Kendall's Shape Space

What is the "shape" of an object? While intuitively simple, this question poses a significant challenge for scientists seeking to compare biological forms objectively. A fossil jaw in one museum and its counterpart in another may differ in size, position, and orientation, but their fundamental shapes hold the key to understanding evolutionary change. The problem lies in developing a rigorous method to isolate these essential geometric properties from what are considered "nuisance" variables. Kendall's shape space provides the elegant mathematical solution to this very problem.

This article explores the theory and application of Kendall's shape space, a cornerstone of the field known as geometric morphometrics. It bridges the gap between the abstract world of high-dimensional geometry and the tangible questions of biological science. Across the following chapters, you will discover the complete process of translating physical forms into analyzable data. The first chapter, "Principles and Mechanisms," will unpack the mathematical foundation, explaining how information is systematically discarded to define shape, how objects are aligned using Procrustes analysis, and how the resulting "shape space" is constructed and navigated. Following this, the "Applications and Interdisciplinary Connections" chapter will demonstrate how this powerful framework is used to answer real-world questions in evolution, genetics, and paleontology, transforming abstract points in space into profound insights about the living world.

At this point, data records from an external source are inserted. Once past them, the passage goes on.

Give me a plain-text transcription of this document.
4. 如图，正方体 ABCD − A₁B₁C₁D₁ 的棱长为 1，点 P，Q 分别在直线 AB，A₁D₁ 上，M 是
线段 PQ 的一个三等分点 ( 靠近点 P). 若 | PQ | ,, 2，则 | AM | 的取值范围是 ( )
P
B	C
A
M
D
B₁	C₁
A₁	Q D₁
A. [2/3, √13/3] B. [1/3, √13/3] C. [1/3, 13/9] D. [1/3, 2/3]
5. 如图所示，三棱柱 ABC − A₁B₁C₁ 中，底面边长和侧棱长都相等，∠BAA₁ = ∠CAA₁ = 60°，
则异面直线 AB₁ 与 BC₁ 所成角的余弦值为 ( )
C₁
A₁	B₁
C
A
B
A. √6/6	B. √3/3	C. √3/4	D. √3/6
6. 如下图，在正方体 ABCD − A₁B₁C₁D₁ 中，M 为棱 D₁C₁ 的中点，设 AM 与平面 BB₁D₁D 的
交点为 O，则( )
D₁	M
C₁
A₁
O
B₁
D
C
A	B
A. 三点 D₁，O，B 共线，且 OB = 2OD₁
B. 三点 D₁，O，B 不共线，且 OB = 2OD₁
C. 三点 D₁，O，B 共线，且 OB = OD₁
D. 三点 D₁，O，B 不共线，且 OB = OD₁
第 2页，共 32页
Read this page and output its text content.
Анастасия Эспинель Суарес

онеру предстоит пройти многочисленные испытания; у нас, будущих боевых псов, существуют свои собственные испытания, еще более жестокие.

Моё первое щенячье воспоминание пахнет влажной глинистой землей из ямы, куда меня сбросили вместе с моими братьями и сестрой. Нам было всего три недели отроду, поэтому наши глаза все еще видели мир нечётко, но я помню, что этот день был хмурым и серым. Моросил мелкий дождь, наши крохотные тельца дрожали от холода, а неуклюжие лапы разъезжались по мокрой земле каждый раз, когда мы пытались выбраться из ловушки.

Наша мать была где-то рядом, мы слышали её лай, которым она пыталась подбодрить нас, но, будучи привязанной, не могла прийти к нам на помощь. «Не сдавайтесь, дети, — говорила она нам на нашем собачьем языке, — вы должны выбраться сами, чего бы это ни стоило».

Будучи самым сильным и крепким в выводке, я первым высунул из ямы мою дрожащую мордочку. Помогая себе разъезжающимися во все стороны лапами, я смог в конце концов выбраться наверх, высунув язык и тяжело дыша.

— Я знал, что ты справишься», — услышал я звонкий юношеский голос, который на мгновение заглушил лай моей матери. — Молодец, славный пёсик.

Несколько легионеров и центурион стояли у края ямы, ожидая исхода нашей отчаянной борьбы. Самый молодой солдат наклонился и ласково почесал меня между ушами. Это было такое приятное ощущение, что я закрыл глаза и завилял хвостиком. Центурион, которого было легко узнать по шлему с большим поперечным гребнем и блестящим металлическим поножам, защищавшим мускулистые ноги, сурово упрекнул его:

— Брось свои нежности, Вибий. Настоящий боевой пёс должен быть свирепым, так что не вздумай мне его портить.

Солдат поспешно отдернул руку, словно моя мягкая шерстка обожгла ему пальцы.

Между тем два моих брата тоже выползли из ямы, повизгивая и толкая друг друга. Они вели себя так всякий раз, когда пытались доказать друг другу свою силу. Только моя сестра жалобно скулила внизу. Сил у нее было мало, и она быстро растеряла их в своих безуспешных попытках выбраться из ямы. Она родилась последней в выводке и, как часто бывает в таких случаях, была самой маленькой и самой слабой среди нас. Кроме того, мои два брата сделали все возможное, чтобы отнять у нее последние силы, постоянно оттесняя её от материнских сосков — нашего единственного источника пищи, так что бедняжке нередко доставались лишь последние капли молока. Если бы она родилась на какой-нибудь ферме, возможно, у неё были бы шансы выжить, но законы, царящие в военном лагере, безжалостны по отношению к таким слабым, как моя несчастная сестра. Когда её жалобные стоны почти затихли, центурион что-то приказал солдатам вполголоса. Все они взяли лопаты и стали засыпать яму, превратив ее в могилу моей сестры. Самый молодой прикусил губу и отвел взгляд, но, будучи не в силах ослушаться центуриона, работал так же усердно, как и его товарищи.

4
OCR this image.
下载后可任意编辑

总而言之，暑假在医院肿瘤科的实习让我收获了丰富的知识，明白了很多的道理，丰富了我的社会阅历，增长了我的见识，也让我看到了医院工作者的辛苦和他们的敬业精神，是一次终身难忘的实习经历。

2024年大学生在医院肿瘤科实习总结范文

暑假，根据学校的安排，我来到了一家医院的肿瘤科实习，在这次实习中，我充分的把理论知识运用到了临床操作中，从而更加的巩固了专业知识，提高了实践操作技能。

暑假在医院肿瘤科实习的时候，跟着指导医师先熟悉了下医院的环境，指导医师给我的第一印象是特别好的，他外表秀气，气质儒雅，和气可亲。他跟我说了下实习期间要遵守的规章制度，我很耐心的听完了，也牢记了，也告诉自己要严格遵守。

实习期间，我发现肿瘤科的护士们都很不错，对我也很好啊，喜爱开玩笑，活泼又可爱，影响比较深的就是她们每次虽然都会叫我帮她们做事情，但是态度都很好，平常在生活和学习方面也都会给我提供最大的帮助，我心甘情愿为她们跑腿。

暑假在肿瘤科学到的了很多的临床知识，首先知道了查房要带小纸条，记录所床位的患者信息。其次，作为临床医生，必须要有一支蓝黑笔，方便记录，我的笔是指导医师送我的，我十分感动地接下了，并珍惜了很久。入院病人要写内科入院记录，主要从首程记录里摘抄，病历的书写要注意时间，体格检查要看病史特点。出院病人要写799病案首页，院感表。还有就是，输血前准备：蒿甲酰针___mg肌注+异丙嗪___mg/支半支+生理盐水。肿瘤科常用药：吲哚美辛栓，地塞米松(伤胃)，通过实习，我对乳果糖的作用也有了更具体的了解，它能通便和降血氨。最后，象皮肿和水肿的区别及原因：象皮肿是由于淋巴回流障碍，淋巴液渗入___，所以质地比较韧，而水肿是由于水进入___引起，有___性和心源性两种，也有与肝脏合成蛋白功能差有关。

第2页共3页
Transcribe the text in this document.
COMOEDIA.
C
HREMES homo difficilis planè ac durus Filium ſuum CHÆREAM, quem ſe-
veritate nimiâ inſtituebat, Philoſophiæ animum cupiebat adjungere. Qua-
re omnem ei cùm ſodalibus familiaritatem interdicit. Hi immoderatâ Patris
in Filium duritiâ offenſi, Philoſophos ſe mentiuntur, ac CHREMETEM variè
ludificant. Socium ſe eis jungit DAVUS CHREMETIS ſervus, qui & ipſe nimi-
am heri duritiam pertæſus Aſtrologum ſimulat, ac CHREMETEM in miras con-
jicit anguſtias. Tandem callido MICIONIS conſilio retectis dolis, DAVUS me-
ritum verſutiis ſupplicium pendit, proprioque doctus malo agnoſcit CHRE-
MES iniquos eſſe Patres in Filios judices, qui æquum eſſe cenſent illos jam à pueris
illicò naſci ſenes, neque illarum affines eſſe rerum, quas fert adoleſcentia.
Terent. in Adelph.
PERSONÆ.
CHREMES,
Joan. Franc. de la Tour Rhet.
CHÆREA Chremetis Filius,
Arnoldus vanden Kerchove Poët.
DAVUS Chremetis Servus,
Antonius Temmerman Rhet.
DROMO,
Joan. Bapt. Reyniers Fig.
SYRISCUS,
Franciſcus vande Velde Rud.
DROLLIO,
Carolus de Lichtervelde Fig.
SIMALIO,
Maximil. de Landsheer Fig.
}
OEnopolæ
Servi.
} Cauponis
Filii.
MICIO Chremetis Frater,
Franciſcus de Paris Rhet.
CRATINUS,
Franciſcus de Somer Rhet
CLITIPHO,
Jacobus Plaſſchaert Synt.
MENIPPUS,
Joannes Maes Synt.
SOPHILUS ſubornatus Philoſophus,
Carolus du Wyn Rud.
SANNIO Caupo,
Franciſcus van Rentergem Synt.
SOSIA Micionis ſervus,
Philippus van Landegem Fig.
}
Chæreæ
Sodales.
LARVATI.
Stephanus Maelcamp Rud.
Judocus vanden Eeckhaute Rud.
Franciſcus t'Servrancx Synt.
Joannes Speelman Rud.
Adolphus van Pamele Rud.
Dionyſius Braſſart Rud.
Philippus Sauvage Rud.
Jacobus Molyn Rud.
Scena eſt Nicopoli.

What is "shape"? The question seems almost childishly simple, yet the journey to a precise answer takes us to the heart of modern geometry and statistics. Think about a photograph of your hand. If you move closer to it, the image of your hand gets bigger. If you rotate the photo, its orientation changes. If you slide it across the table, its location is different. In all these cases, something has changed, but the essential "hand-ness"—its shape—has not.

Science, at its best, is about identifying what is fundamental by learning what to ignore. In the study of shape, we are interested in the geometry of an object that is invariant under these everyday transformations: location, size, and orientation. To study shape is to master the art of purposefully throwing away information.

Let's make this concrete. Imagine a biologist studying the evolution of a fish jaw. They can't compare two fossil jaws if one is in a drawer in London and the other in a museum in Tokyo. They can't meaningfully compare them if one is photographed from twice as far away as the other, or if one is simply rotated 90 degrees. To compare their shapes, we must first strip away these "nuisance" variables.

The modern approach, called ​​geometric morphometrics​​, does this using a set of corresponding points, or ​​homologous landmarks​​. For the fish jaw, these might be the tip of a particular tooth, the hinge point, and so on. We represent an object not as a continuous outline, but as a collection of these landmark coordinates, a configuration of points in space. Let's say we have $k$ landmarks in $m$-dimensional space (for a 2D image, $m=2$; for a 3D scan, $m=3$). Our object is now a list of $mk$ numbers.

Now, the "throwing away" becomes a precise mathematical procedure:

1. ​​Removing Location (Translation):​​ This is the easiest step. We find the geometric center of all the landmarks—their average position, called the ​​centroid​​—and we shift the whole object so that its centroid sits at the origin $(0,0)$. Now, every object we study is centered in the same place. This standardization removes $m$ pieces of information (the original $x, y, ...$ coordinates of the centroid).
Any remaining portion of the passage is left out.